Former Pakistani Prime Minister Nawaz Sharif said Monday his party was withdrawing from the cabinet -- though it still supported the coalition government -- because of a dispute over restoring judges fired by President Pervez Musharraf.
Nawaz Sharif (center) in Rawalpindi; AP Photo

The decision to depart the government came after Sharif's Pakistan Muslim League was unable to agree on how to restore the judges with the other main coalition party led by Asif Ali Zardari, the widower of slain opposition leader Benazir Bhutto.

Musharraf fired dozens of judges last year during a time of political turmoil in the country, which led him to declare a state of emergency. The judges were weighing Musharraf's eligibility as president, and he ended up reshaping the Supreme Court and giving up his position of army chief to become a civilian leader.

Sharif and Zardari's Pakistan Peoples Party agree that the judges should be reinstated, but they were unable to settle on terms after three days of talks in London.

Zardari's party wants to link the judges' reinstatement with broader judicial reforms that could restrict the chief justice's tenure, according to the Associated Press. Other legal and political issues, including what to do with the judges installed after the purge, added to the complexity of the matter.

President Musharraf won re-election last year, but his party lost parliamentary elections this year. The two opposition parties led by Sharif and Zardari did not win a majority of seats on their own, so they instead agreed to form a coalition government.

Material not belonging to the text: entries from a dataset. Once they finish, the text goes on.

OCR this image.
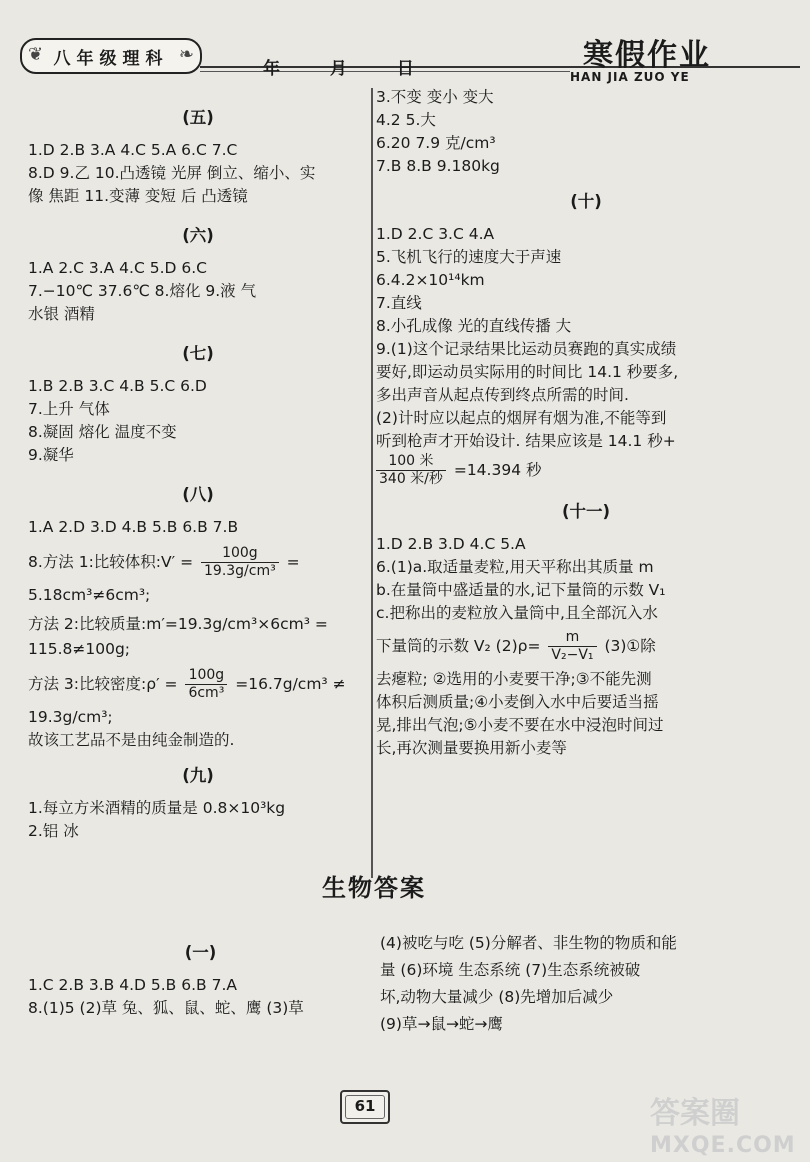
❦ 八年级理科 ❧
年	月	日	寒假作业
HAN JIA ZUO YE
(五)
1.D 2.B 3.A 4.C 5.A 6.C 7.C
8.D 9.乙 10.凸透镜 光屏 倒立、缩小、实
像 焦距 11.变薄 变短 后 凸透镜
(六)
1.A 2.C 3.A 4.C 5.D 6.C
7.−10℃ 37.6℃ 8.熔化 9.液 气
水银 酒精
(七)
1.B 2.B 3.C 4.B 5.C 6.D
7.上升 气体
8.凝固 熔化 温度不变
9.凝华
(八)
1.A 2.D 3.D 4.B 5.B 6.B 7.B
8.方法 1:比较体积:V′ = $\frac{100g}{\text{19.3g/cm³}}$ =
5.18cm³≠6cm³;
方法 2:比较质量:m′=19.3g/cm³×6cm³ =
115.8≠100g;
方法 3:比较密度:ρ′ = $\frac{100g}{\text{6cm³}} =16.7g/cm^3$ ≠
19.3g/cm³;
故该工艺品不是由纯金制造的.
(九)
1.每立方米酒精的质量是 0.8×10³kg
2.铝 冰
3.不变 变小 变大
4.2 5.大
6.20 7.9 克/cm³
7.B 8.B 9.180kg
(十)
1.D 2.C 3.C 4.A
5.飞机飞行的速度大于声速
6.4.2×10¹⁴km
7.直线
8.小孔成像 光的直线传播 大
9.(1)这个记录结果比运动员赛跑的真实成绩
要好,即运动员实际用的时间比 14.1 秒要多,
多出声音从起点传到终点所需的时间.
(2)计时应以起点的烟屏有烟为准,不能等到
听到枪声才开始设计. 结果应该是 14.1 秒+
$\frac{\text{100 米}}{\text{340 米/秒}} =14.394$ 秒
(十一)
1.D 2.B 3.D 4.C 5.A
6.(1)a.取适量麦粒,用天平称出其质量 m
b.在量筒中盛适量的水,记下量筒的示数 V₁
c.把称出的麦粒放入量筒中,且全部沉入水
下量筒的示数 V₂ $(2)\rho= \frac{m}{\text{V₂−V₁}}$ (3)①除
去瘪粒; ②选用的小麦要干净;③不能先测
体积后测质量;④小麦倒入水中后要适当摇
晃,排出气泡;⑤小麦不要在水中浸泡时间过
长,再次测量要换用新小麦等
生物答案
(一)
1.C 2.B 3.B 4.D 5.B 6.B 7.A
8.(1)5 (2)草 兔、狐、鼠、蛇、鹰 (3)草
(4)被吃与吃 (5)分解者、非生物的物质和能
量 (6)环境 生态系统 (7)生态系统被破
坏,动物大量减少 (8)先增加后减少
(9)草→鼠→蛇→鹰
61	答案圈
MXQE.COM
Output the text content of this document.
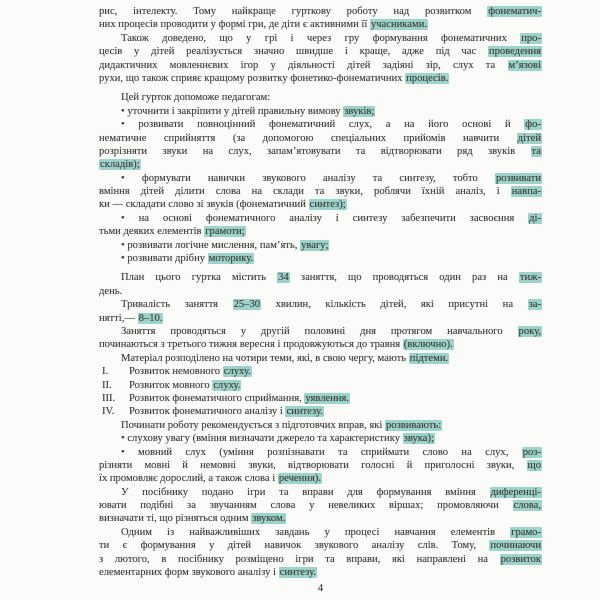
рис, інтелекту. Тому найкраще гурткову роботу над розвитком фонематич-
них процесів проводити у формі гри, де діти є активними її учасниками.
Також доведено, що у грі і через гру формування фонематичних про-
цесів у дітей реалізується значно швидше і краще, адже під час проведення
дидактичних мовленнєвих ігор у діяльності дітей задіяні зір, слух та м’язові
рухи, що також сприяє кращому розвитку фонетико-фонематичних процесів.
Цей гурток допоможе педагогам:
• уточнити і закріпити у дітей правильну вимову звуків;
• розвивати повноцінний фонематичний слух, а на його основі й фо-
нематичне сприйняття (за допомогою спеціальних прийомів навчити дітей
розрізняти звуки на слух, запам’ятовувати та відтворювати ряд звуків та
складів);
• формувати навички звукового аналізу та синтезу, тобто розвивати
вміння дітей ділити слова на склади та звуки, роблячи їхній аналіз, і навпа-
ки — складати слово зі звуків (фонематичний синтез);
• на основі фонематичного аналізу і синтезу забезпечити засвоєння ді-
тьми деяких елементів грамоти;
• розвивати логічне мислення, пам’ять, увагу;
• розвивати дрібну моторику.
План цього гуртка містить 34 заняття, що проводяться один раз на тиж-
день.
Тривалість заняття 25–30 хвилин, кількість дітей, які присутні на за-
нятті,— 8–10.
Заняття проводяться у другій половині дня протягом навчального року,
починаються з третього тижня вересня і продовжуються до травня (включно).
Матеріал розподілено на чотири теми, які, в свою чергу, мають підтеми.
I. Розвиток немовного слуху.
II. Розвиток мовного слуху.
III. Розвиток фонематичного сприймання, уявлення.
IV. Розвиток фонематичного аналізу і синтезу.
Починати роботу рекомендується з підготовчих вправ, які розвивають:
• слухову увагу (вміння визначати джерело та характеристику звука);
• мовний слух (уміння розпізнавати та сприймати слово на слух, роз-
різняти мовні й немовні звуки, відтворювати голосні й приголосні звуки, що
їх промовляє дорослий, а також слова і речення).
У посібнику подано ігри та вправи для формування вміння диференці-
ювати подібні за звучанням слова у невеликих віршах; промовляючи слова,
визначати ті, що різняться одним звуком.
Одним із найважливіших завдань у процесі навчання елементів грамо-
ти є формування у дітей навичок звукового аналізу слів. Тому, починаючи
з лютого, в посібнику розміщено ігри та вправи, які направлені на розвиток
елементарних форм звукового аналізу і синтезу.
4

Sharif said Monday he was "very pained" at the decision to withdraw but will still support the coalition government.

"We will sit together for the time being, we are not going to sit on the opposition benches for the time being," he said, quoted the AP. "We will not take any step which will benefit Musharraf's dictatorship."

Zardari's party responded with a conciliatory statement that there is "no doubt that the sacked judges have to be restored ... the only question is how best to do it."

Zardari planned to return to Pakistan on Wednesday to continue talks with the Pakistan Peoples Party, according to PPP spokesman Farhatullah Babar, reported the AP.